I've come to the conclusion that the best way to cover these events is jot down interesting quotes and leave my analytical take for later. Listen first, analyze second. So this post will just collate some of Greenspan's more interesting comments. This is rush transcription, so every word may not be exact.

"We had a major economic acceleration coming out of the economic crisis, and it was very impressive. until May. And then it's like we've hit an invisible wall."

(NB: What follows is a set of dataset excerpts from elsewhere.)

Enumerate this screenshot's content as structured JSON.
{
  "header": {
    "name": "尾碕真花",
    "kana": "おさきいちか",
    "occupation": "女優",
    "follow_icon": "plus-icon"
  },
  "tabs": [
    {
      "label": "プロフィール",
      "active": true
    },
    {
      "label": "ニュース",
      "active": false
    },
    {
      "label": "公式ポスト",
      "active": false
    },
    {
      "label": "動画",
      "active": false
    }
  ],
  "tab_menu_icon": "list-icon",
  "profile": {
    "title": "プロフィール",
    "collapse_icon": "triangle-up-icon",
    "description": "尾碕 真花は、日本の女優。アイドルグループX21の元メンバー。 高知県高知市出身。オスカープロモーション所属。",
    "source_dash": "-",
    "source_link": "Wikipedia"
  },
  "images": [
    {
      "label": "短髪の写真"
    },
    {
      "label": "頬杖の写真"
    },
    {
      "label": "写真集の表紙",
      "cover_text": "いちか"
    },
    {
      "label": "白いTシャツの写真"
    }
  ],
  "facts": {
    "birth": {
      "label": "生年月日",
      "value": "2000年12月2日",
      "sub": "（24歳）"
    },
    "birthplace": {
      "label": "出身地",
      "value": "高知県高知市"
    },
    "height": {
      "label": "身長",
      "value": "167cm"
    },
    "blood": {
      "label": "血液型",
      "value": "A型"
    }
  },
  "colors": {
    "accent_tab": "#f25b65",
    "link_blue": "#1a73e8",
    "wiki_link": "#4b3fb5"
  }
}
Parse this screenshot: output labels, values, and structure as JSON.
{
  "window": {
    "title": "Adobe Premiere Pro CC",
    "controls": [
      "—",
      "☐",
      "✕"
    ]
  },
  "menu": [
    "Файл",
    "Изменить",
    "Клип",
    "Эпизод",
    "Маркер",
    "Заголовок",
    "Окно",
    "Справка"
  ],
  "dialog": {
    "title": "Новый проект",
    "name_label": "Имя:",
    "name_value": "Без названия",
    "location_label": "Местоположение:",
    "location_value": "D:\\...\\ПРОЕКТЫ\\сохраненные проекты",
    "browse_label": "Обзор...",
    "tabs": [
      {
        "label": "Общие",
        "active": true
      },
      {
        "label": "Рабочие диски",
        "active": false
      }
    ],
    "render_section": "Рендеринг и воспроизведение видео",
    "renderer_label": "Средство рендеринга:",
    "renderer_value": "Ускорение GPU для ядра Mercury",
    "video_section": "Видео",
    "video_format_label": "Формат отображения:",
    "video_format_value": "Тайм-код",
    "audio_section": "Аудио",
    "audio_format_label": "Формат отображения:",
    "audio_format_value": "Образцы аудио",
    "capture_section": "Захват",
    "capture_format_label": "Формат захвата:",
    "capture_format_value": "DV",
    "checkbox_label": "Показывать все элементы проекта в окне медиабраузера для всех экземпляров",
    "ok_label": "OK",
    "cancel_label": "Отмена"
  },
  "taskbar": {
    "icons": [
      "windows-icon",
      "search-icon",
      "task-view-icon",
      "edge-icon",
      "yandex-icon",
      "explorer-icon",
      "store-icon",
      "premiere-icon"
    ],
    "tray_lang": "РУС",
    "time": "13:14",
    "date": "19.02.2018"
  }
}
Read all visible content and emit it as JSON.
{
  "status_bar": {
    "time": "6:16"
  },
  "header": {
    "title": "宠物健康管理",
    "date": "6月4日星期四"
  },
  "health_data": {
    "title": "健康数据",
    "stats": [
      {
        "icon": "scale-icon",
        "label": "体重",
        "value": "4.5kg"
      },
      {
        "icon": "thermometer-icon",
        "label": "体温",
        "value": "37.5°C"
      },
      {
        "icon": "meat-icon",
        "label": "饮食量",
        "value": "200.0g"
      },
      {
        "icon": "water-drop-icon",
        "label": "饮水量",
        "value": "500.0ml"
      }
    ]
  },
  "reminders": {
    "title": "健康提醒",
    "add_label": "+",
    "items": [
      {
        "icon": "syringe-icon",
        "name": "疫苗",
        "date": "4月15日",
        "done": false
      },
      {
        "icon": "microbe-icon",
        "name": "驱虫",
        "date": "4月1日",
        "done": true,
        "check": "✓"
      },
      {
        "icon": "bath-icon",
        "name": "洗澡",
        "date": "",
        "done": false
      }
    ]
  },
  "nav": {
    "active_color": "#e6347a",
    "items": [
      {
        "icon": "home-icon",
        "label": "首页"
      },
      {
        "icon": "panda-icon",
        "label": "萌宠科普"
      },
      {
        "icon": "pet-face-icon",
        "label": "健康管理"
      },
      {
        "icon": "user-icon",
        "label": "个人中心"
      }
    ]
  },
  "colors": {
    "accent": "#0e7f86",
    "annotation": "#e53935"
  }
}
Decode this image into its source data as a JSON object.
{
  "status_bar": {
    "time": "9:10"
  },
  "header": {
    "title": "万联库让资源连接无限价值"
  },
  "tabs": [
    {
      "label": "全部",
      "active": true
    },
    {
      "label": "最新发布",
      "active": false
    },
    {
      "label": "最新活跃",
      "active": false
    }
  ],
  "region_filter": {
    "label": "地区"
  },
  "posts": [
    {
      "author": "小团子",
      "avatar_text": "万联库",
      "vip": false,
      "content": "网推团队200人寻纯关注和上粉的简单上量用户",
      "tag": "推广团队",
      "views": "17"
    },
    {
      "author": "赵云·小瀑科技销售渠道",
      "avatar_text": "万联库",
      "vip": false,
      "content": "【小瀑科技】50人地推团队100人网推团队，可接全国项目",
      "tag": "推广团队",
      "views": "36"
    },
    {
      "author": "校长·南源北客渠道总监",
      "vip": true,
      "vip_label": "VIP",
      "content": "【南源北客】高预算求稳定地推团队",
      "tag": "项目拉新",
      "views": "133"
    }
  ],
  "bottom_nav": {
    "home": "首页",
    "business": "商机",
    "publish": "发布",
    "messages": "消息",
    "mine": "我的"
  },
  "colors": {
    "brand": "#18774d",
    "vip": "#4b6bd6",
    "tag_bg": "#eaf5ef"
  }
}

"The question is not all that difficult once you recognize that there is far greater momentum in the budget deficit and in spending than in the official figures. Once you have spent $1.2 trillion it's very hard to say no to a constituency group that wants $4 billion."

"You have to ask yourself what job spending will do. It does increase GDP. Always has, always will. The question is, how long can you do it? The original theory was that you prime the pump for the private sector. There is no evidence that has happened. The housing credit, for instance, just moved housing purchases forward, it didn't expand the market. Cash for Clunkers was a very similar situation."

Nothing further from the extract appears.